We learn in an early flashback that the Berlin mission ended with Vogel escaping, injuring Rachel (and scarring her face), only to be shot in the back by Rachel at the last minute. In 1997 the daughter that Rachel and Stephan (played as an older man by Tom Wilkinson) had together has written a book about their experiences, and it's clear that both of them have become national heroes as a result of their story. Then there's David (played by Ciaran Hinds), who is on his way to the book party when, in front of Stephan, he launches himself in front of a speeding truck. It will be nearly the end of the movie before we know why.

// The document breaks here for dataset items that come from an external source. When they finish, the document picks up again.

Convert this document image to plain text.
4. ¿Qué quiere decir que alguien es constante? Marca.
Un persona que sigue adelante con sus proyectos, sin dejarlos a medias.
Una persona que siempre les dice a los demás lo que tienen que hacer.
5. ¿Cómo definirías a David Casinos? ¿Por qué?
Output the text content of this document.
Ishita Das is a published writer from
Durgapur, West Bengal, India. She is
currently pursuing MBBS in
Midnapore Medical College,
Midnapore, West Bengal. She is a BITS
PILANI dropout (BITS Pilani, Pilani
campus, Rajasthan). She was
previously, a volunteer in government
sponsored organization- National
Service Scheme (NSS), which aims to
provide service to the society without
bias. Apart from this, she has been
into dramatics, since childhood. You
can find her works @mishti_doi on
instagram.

The script, adapted by Matthew Vaughn and Jane Goldman (the team behind Kick-Ass), along with Peter Straughn, from a 2007 Israeli film, skitters between the 60s and the 90s to work up a good sense of mystery. Then it plunges us claustrophobically into the East Berlin mission, where Rachel and David-- total strangers to each other-- must pretend to be married, and Rachel visits Vogel's gynecology office under the guise of being a patient. We've see many female spies use their feminine wiles to get close to the enemy, but with her feet in the stirrups and Vogel's hand on her cervix, Rachel is going to extraordinary lengths, and director John Madden brings us into both her discomfort and steely resolve to get the job done. When the plan goes awry and Vogel winds up a prisoner in the agents' apartment, he uses this intimate access to get under her skin more figuratively, and The Debt's frank exploration of Rachel's femininity as both a weapon and a liability becomes one of its more compelling underlying themes.

Eventually what's happening on the surface becomes a little less interesting-- a love triangle is formed, secret alliances are revealed, and in 1997, Mirren's Rachel goes on one last mission that will either unearth or bury the biggest secret of all. In one way it's all standard spy movie stuff, but it's everything roiling under the surface that keeps The Debt so intriguing-- David's tightly-wound insistence on getting the job done, the weight of secrets on Rachel's face in both eras, the crackling, unspoken tension in each agent's strained conversation with their Nazi quarry. Worthington, a constantly underestimated actor, is tense and slightly menacing even when David is consumed by love, and Csokas's cocky Stephan morphs fascinatingly into Wilkinson's version, a politician who automatically owns the room even confined to a wheelchair. Hinds isn't even a close match for Worthington physically-- he actually looks more like Csokas, which is confusing-- but he matches the intensity of Worthington's performance even in his few short scenes.

With its complicated, time-jumping plot and occasional moments of excellently done tension, The Debt is a movie that's worth sinking into, with Madden and his extraordinary actors drawing the audience into the film's coziness cut with paranoia. It's the rare kind of thriller that's even more interesting below the surface than the high-stakes plot that drives it.